Once construction is completed — not only expanding the Kay Bailey Hutchison Convention Center to 2.5 million square feet but also adding plenty of smaller rooms for group meetings — Dallas will have a "two-piston engine" to double the size of its convention business, said Craig Davis, president and CEO of the city's marketing group Visit Dallas.
The improvements come as other cities do more to lure convention business. The stakes are high: Visit Dallas already booked 43 conventions for the new center earlier this year, resulting in a total economic impact of more than $1 billion. For comparison, the 2024 Super Bowl in Las Vegas also generated an economic impact of about $1 billion.
Recent convention center renovations and expansions across the country led to a significant lift in group demand for hotel rooms compared with the previous year. Group hotel demand over the past year in downtown Seattle rose 18.2%, the nation's highest, after completing a multibillion-dollar addition at the Seattle Convention Center that doubled its size, according to Northstar Meetings Group.
The size of a convention center is only a small part of the decision when meeting and convention planners choose a venue, Davis said. Finding a venue with enough exhibit space and having a high ratio of those areas to individual meeting and ballroom space is an even bigger driver of the decision, Davis added. The renovation will take the Dallas center to 430,000 square feet of individual meeting and ballroom space after the expansion from 160,000 square feet, marking a "game changer," Davis told CoStar News.
"The ability to have groups meet in individual learning sessions and plenary sessions distinguishes us and brings us up into the top five convention centers in the country," he said.
More Nearby Hotels
The new and expanded Kay Bailey Hutchison Convention Center will take the aging multibuilding site developed between 1957 and the early 2000s and reorient it from east to west to align from north to south. The plans will free up 21 acres the city is expected to lease to developers to build hotels, apartments and amenities, including more walkable hotels in a city not known for its friendliness to pedestrians.
Dallas has 35,600 hotel rooms, but only 10 walkable hotels to the convention center, Davis said. The city hosts big events that need hotel rooms, such as the Alpha Kappa Alpha sorority biennial national convention expected to bring about 28,000 people to downtown, he said.
City leaders held a ceremonial groundbreaking for the new Dallas convention center last week, marking the beginning of a yearslong project that voters approved in November 2022. Construction is expected to be complete between 2028 and 2029.
Plans include transforming the convention center's current five separate buildings into one cohesive convention center meant to anchor a larger neighborhood.
The new convention center will have a 2:1 ratio for exhibit space to breakout and ballroom space, making it a top contender for big business, Davis said.

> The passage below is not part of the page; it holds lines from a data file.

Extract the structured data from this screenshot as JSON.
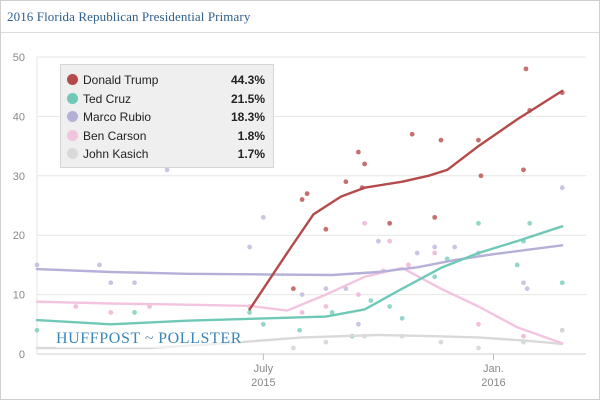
{
  "chart_data": {
    "type": "line",
    "title": "2016 Florida Republican Presidential Primary",
    "x_ticks": [
      {
        "label": "July",
        "sub": "2015",
        "date": "2015-07-01"
      },
      {
        "label": "Jan.",
        "sub": "2016",
        "date": "2016-01-01"
      }
    ],
    "x_range": [
      "2015-01-01",
      "2016-03-15"
    ],
    "ylim": [
      0,
      50
    ],
    "y_ticks": [
      0,
      10,
      20,
      30,
      40,
      50
    ],
    "grid": true,
    "legend_position": "top-left",
    "series": [
      {
        "name": "Donald Trump",
        "value_label": "44.3%",
        "color": "#b44a4a",
        "dot_color": "#c06060",
        "trend": [
          [
            "2015-06-20",
            7.5
          ],
          [
            "2015-07-20",
            17
          ],
          [
            "2015-08-10",
            23.5
          ],
          [
            "2015-09-01",
            26.5
          ],
          [
            "2015-09-20",
            28
          ],
          [
            "2015-10-20",
            29
          ],
          [
            "2015-11-10",
            30
          ],
          [
            "2015-11-25",
            31
          ],
          [
            "2015-12-20",
            35
          ],
          [
            "2016-01-20",
            39.5
          ],
          [
            "2016-02-25",
            44.3
          ]
        ],
        "polls": [
          [
            "2015-07-25",
            11
          ],
          [
            "2015-08-01",
            26
          ],
          [
            "2015-08-05",
            27
          ],
          [
            "2015-08-20",
            21
          ],
          [
            "2015-09-05",
            29
          ],
          [
            "2015-09-15",
            34
          ],
          [
            "2015-09-20",
            32
          ],
          [
            "2015-09-18",
            28
          ],
          [
            "2015-10-10",
            22
          ],
          [
            "2015-10-28",
            37
          ],
          [
            "2015-11-15",
            23
          ],
          [
            "2015-11-20",
            36
          ],
          [
            "2015-12-20",
            36
          ],
          [
            "2015-12-22",
            30
          ],
          [
            "2016-01-25",
            31
          ],
          [
            "2016-01-27",
            48
          ],
          [
            "2016-01-30",
            41
          ],
          [
            "2016-02-25",
            44
          ]
        ]
      },
      {
        "name": "Ted Cruz",
        "value_label": "21.5%",
        "color": "#6fc9b6",
        "dot_color": "#88d3c4",
        "trend": [
          [
            "2015-01-01",
            5.7
          ],
          [
            "2015-03-01",
            5
          ],
          [
            "2015-05-01",
            5.6
          ],
          [
            "2015-07-01",
            6
          ],
          [
            "2015-08-20",
            6.3
          ],
          [
            "2015-09-20",
            7.5
          ],
          [
            "2015-10-20",
            11
          ],
          [
            "2015-11-20",
            14.5
          ],
          [
            "2015-12-20",
            17
          ],
          [
            "2016-01-20",
            19
          ],
          [
            "2016-02-25",
            21.5
          ]
        ],
        "polls": [
          [
            "2015-01-01",
            4
          ],
          [
            "2015-03-20",
            7
          ],
          [
            "2015-06-20",
            7
          ],
          [
            "2015-07-01",
            5
          ],
          [
            "2015-07-30",
            4
          ],
          [
            "2015-08-25",
            7
          ],
          [
            "2015-09-10",
            3
          ],
          [
            "2015-09-25",
            9
          ],
          [
            "2015-10-10",
            8
          ],
          [
            "2015-10-20",
            6
          ],
          [
            "2015-11-15",
            13
          ],
          [
            "2015-11-25",
            16
          ],
          [
            "2015-12-20",
            22
          ],
          [
            "2016-01-20",
            15
          ],
          [
            "2016-01-25",
            19
          ],
          [
            "2016-01-30",
            22
          ],
          [
            "2016-02-25",
            12
          ]
        ]
      },
      {
        "name": "Marco Rubio",
        "value_label": "18.3%",
        "color": "#b5b0d8",
        "dot_color": "#c4bfe0",
        "trend": [
          [
            "2015-01-01",
            14.3
          ],
          [
            "2015-03-01",
            13.8
          ],
          [
            "2015-05-01",
            13.5
          ],
          [
            "2015-07-01",
            13.4
          ],
          [
            "2015-08-25",
            13.3
          ],
          [
            "2015-10-01",
            13.8
          ],
          [
            "2015-11-01",
            14.6
          ],
          [
            "2015-12-01",
            15.8
          ],
          [
            "2016-01-01",
            16.8
          ],
          [
            "2016-02-25",
            18.3
          ]
        ],
        "polls": [
          [
            "2015-01-01",
            15
          ],
          [
            "2015-02-20",
            15
          ],
          [
            "2015-03-01",
            12
          ],
          [
            "2015-03-20",
            12
          ],
          [
            "2015-04-15",
            31
          ],
          [
            "2015-06-20",
            18
          ],
          [
            "2015-07-01",
            23
          ],
          [
            "2015-08-01",
            10
          ],
          [
            "2015-08-20",
            11
          ],
          [
            "2015-09-05",
            11
          ],
          [
            "2015-09-15",
            5
          ],
          [
            "2015-10-01",
            19
          ],
          [
            "2015-11-01",
            17
          ],
          [
            "2015-11-15",
            18
          ],
          [
            "2015-12-01",
            18
          ],
          [
            "2015-12-20",
            17
          ],
          [
            "2016-01-25",
            12
          ],
          [
            "2016-01-28",
            11
          ],
          [
            "2016-02-25",
            28
          ]
        ]
      },
      {
        "name": "Ben Carson",
        "value_label": "1.8%",
        "color": "#f2c4e0",
        "dot_color": "#f0b8d8",
        "trend": [
          [
            "2015-01-01",
            8.8
          ],
          [
            "2015-03-01",
            8.5
          ],
          [
            "2015-05-01",
            8.3
          ],
          [
            "2015-06-20",
            8.1
          ],
          [
            "2015-07-20",
            7.3
          ],
          [
            "2015-08-20",
            10
          ],
          [
            "2015-09-20",
            13
          ],
          [
            "2015-10-20",
            14.5
          ],
          [
            "2015-11-20",
            11
          ],
          [
            "2015-12-20",
            8
          ],
          [
            "2016-01-20",
            4.5
          ],
          [
            "2016-02-25",
            1.8
          ]
        ],
        "polls": [
          [
            "2015-02-01",
            8
          ],
          [
            "2015-03-01",
            7
          ],
          [
            "2015-04-01",
            8
          ],
          [
            "2015-06-20",
            8
          ],
          [
            "2015-08-01",
            7
          ],
          [
            "2015-08-20",
            8
          ],
          [
            "2015-09-15",
            10
          ],
          [
            "2015-09-20",
            22
          ],
          [
            "2015-10-05",
            14
          ],
          [
            "2015-10-10",
            19
          ],
          [
            "2015-10-25",
            15
          ],
          [
            "2015-11-15",
            17
          ],
          [
            "2015-12-20",
            5
          ],
          [
            "2016-01-25",
            3
          ],
          [
            "2016-02-25",
            4
          ]
        ]
      },
      {
        "name": "John Kasich",
        "value_label": "1.7%",
        "color": "#d9d9d9",
        "dot_color": "#d6d6d6",
        "trend": [
          [
            "2015-01-01",
            1
          ],
          [
            "2015-04-01",
            1
          ],
          [
            "2015-06-01",
            1.8
          ],
          [
            "2015-08-01",
            2.8
          ],
          [
            "2015-10-01",
            3.2
          ],
          [
            "2015-11-15",
            3
          ],
          [
            "2015-12-20",
            2.8
          ],
          [
            "2016-01-30",
            2.2
          ],
          [
            "2016-02-25",
            1.7
          ]
        ],
        "polls": [
          [
            "2015-07-25",
            1
          ],
          [
            "2015-08-20",
            2
          ],
          [
            "2015-09-20",
            3
          ],
          [
            "2015-10-20",
            3
          ],
          [
            "2015-11-20",
            2
          ],
          [
            "2015-12-20",
            1
          ],
          [
            "2016-01-25",
            2
          ],
          [
            "2016-02-25",
            4
          ]
        ]
      }
    ]
  },
  "brand": {
    "left": "HUFFPOST",
    "separator": "~",
    "right": "POLLSTER"
  }
}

The convention center also will have outdoor event terraces offering views of the Trinity River and the city's downtown skyline.
The development group overseeing the project, Inspire Dallas, recently issued a request for proposals from architects and engineers for the project.
Boosting Tourism
"The revitalization of this convention center is precisely what this corner of downtown Dallas needs," Dallas Mayor Eric Johnson said during the groundbreaking ceremony. "Connection begins with transformative projects like this one."
Johnson said he expects the project to fuel new residential and retail development, as well as boost tourism in Dallas.
The convention center is designed to anchor a larger district in downtown Dallas and connect to the surrounding areas, such as the nearby Cedars neighborhood and the planned Rail district, to the city's urban core. The city plans to develop atop Interstate 30 to connect the center to the southern Cedars neighborhood.
The parking lots surrounding the convention center are expected to be developed as part of the plans to reorient the massive building to face Lamar Street.
"The moat is being covered and the walls are coming down," Dallas developer Jack Matthews, who is part of Inspire Dallas, the group behind the convention center development, said during the groundbreaking ceremony.
Matthews has developed much of the Cedars neighborhood and was the lead developer behind the Omni Dallas Hotel that is attached to the current convention center.
Inspire Dallas includes Matthews Southwest, Kaizen Development Partners, Azteca Enterprises and nearly 30 subcontractors.